St Mary's Church in Usk was packed full of mourners yesterday, who had come to give their final respects to Gerald Kear, who died this month aged 85.

Reverend Graham Opperman officiated and said: "We are all here to remember brother Gerald."

Friend Gwyn Williams delivered the eulogy and described the late Mr Kear as a "loyal man".

"He lived his whole life in Usk apart from during national service," he said.

"He was an extremely loyal man and professional in everything that he did.

"I was privileged to have worked with him for some years. I cannot ever remember him losing his patience.

"He was enormously proud of his family. They have all followed in Gerald's footsteps."

Mr Williams also said that Mr Kear was dedicated to sport.

He said: "It was cricket that played a big part in his life.

"His involvement with Usk Cricket Club lasted a life time.

He added: "Sleep well, Gerald."

Son Tony Kear also paid tribute to his late father, saying: "No-one had a bad word to say about him.

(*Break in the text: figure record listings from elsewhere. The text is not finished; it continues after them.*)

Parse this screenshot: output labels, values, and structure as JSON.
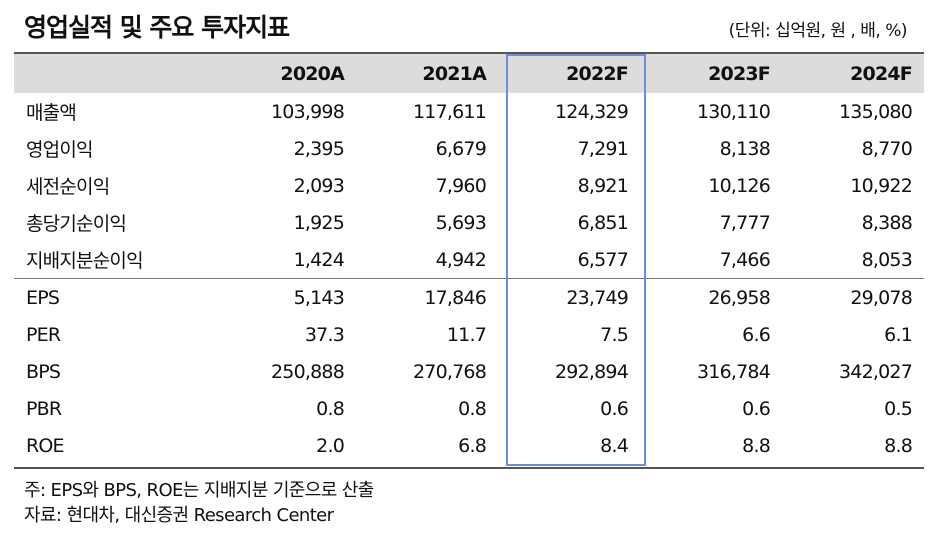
{
  "title": "영업실적 및 주요 투자지표",
  "unit": "(단위: 십억원, 원 , 배, %)",
  "table": {
    "columns": [
      "",
      "2020A",
      "2021A",
      "2022F",
      "2023F",
      "2024F"
    ],
    "rows": [
      {
        "label": "매출액",
        "values": [
          "103,998",
          "117,611",
          "124,329",
          "130,110",
          "135,080"
        ]
      },
      {
        "label": "영업이익",
        "values": [
          "2,395",
          "6,679",
          "7,291",
          "8,138",
          "8,770"
        ]
      },
      {
        "label": "세전순이익",
        "values": [
          "2,093",
          "7,960",
          "8,921",
          "10,126",
          "10,922"
        ]
      },
      {
        "label": "총당기순이익",
        "values": [
          "1,925",
          "5,693",
          "6,851",
          "7,777",
          "8,388"
        ]
      },
      {
        "label": "지배지분순이익",
        "values": [
          "1,424",
          "4,942",
          "6,577",
          "7,466",
          "8,053"
        ]
      },
      {
        "label": "EPS",
        "values": [
          "5,143",
          "17,846",
          "23,749",
          "26,958",
          "29,078"
        ]
      },
      {
        "label": "PER",
        "values": [
          "37.3",
          "11.7",
          "7.5",
          "6.6",
          "6.1"
        ]
      },
      {
        "label": "BPS",
        "values": [
          "250,888",
          "270,768",
          "292,894",
          "316,784",
          "342,027"
        ]
      },
      {
        "label": "PBR",
        "values": [
          "0.8",
          "0.8",
          "0.6",
          "0.6",
          "0.5"
        ]
      },
      {
        "label": "ROE",
        "values": [
          "2.0",
          "6.8",
          "8.4",
          "8.8",
          "8.8"
        ]
      }
    ]
  },
  "notes": [
    "주: EPS와 BPS, ROE는 지배지분 기준으로 산출",
    "자료: 현대차, 대신증권 Research Center"
  ],
  "colors": {
    "header_bg": "#dcdcdc",
    "highlight_border": "#6b8fd0"
  }
}
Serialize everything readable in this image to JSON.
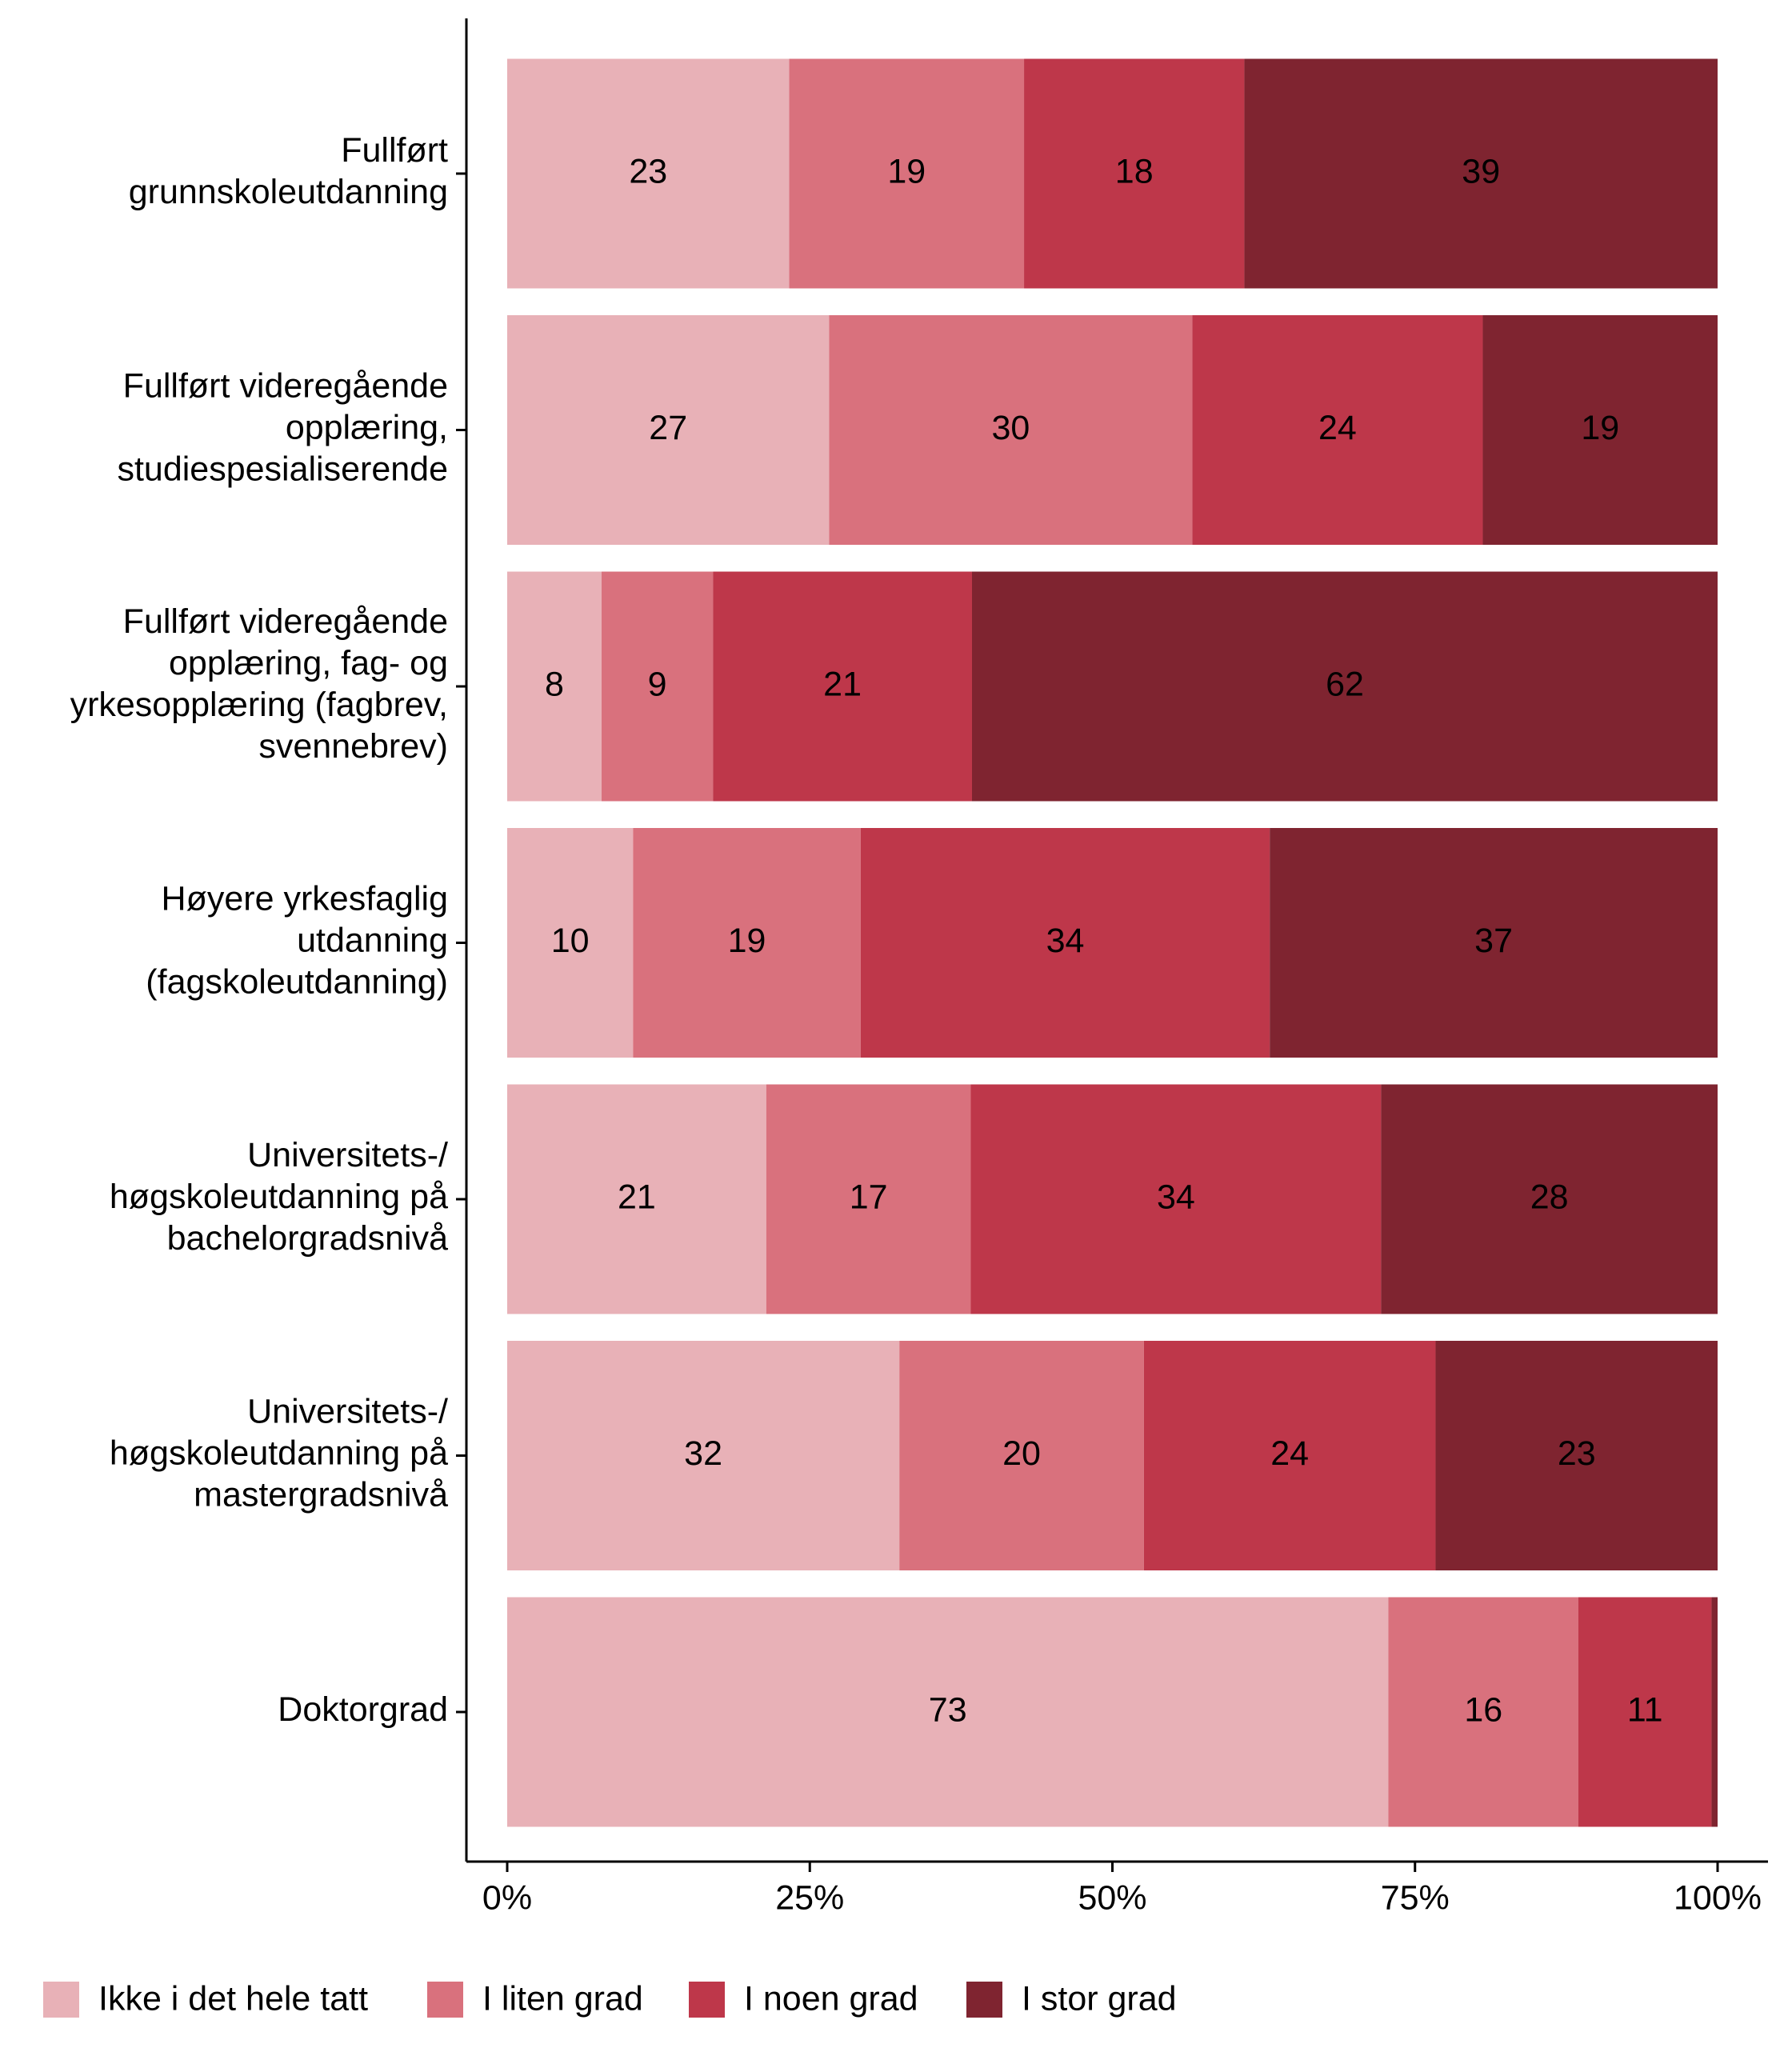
{
  "chart_data": {
    "type": "stacked-bar-horizontal",
    "categories": [
      "Fullført\ngrunnskoleutdanning",
      "Fullført videregående\nopplæring,\nstudiespesialiserende",
      "Fullført videregående\nopplæring, fag- og\nyrkesopplæring (fagbrev,\nsvennebrev)",
      "Høyere yrkesfaglig\nutdanning\n(fagskoleutdanning)",
      "Universitets-/\nhøgskoleutdanning på\nbachelorgradsnivå",
      "Universitets-/\nhøgskoleutdanning på\nmastergradsnivå",
      "Doktorgrad"
    ],
    "series": [
      {
        "name": "Ikke i det hele tatt",
        "color": "#e8b1b7",
        "label_color": "#000000",
        "values": [
          23.3,
          26.6,
          7.8,
          10.4,
          21.4,
          32.4,
          72.8
        ],
        "value_labels": [
          "23",
          "27",
          "8",
          "10",
          "21",
          "32",
          "73"
        ]
      },
      {
        "name": "I liten grad",
        "color": "#d9717d",
        "label_color": "#000000",
        "values": [
          19.4,
          30.0,
          9.2,
          18.8,
          16.9,
          20.2,
          15.7
        ],
        "value_labels": [
          "19",
          "30",
          "9",
          "19",
          "17",
          "20",
          "16"
        ]
      },
      {
        "name": "I noen grad",
        "color": "#be374a",
        "label_color": "#ffffff",
        "values": [
          18.2,
          24.0,
          21.4,
          33.8,
          33.9,
          24.1,
          11.0
        ],
        "value_labels": [
          "18",
          "24",
          "21",
          "34",
          "34",
          "24",
          "11"
        ]
      },
      {
        "name": "I stor grad",
        "color": "#7f2430",
        "label_color": "#ffffff",
        "values": [
          39.1,
          19.4,
          61.6,
          37.0,
          27.8,
          23.3,
          0.5
        ],
        "value_labels": [
          "39",
          "19",
          "62",
          "37",
          "28",
          "23",
          null
        ]
      }
    ],
    "xlim": [
      0,
      100
    ],
    "xticks": [
      {
        "value": 0,
        "label": "0%"
      },
      {
        "value": 25,
        "label": "25%"
      },
      {
        "value": 50,
        "label": "50%"
      },
      {
        "value": 75,
        "label": "75%"
      },
      {
        "value": 100,
        "label": "100%"
      }
    ],
    "legend": "bottom"
  }
}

"He was always willing to pass on his advice.

"Usk Cricket Club gave him so much pride. Dad was at the heart of it all."

He added: "We was so proud of his family and looked forward to seeing his grandchildren."

Mr Kear had been associated with Usk Cricket Club for about 72 years.

More recently he had served as president since 2010.

Along with his sister, Joan Tilley, he was involved with the club when it returned to playing after the Second World War.

Specialising as a batsman, but also known for his qualities as a fielder, Mr Kear was captain of the first XI from 1960 to 1963 and 1972 to 1974.

In his first season as captain the club achieved the rare feat of going undefeated for a whole season.

Mr Kear was also captain of the second XI in 1983 before he retired from the club as a player in his 50s.

He was also chairman of the club from 1977 to 1981 and 1986 to 1997 before taking up the presidency in 2010.

Among those he played alongside was Welsh cricketer Allan Watkins who played for England in 15 test matches from 1948 to 1952 and is known as one of Usk's most famous players.

Hymns at the funeral included Abide with me, Love divine and Glory, glory, hallelujah.

Family and friends then made their way to Usk Cricket Club for refreshments.

The family had asked for all donations to be given to North Gwent Cardiac Rehabilitation and Aftercare Charity.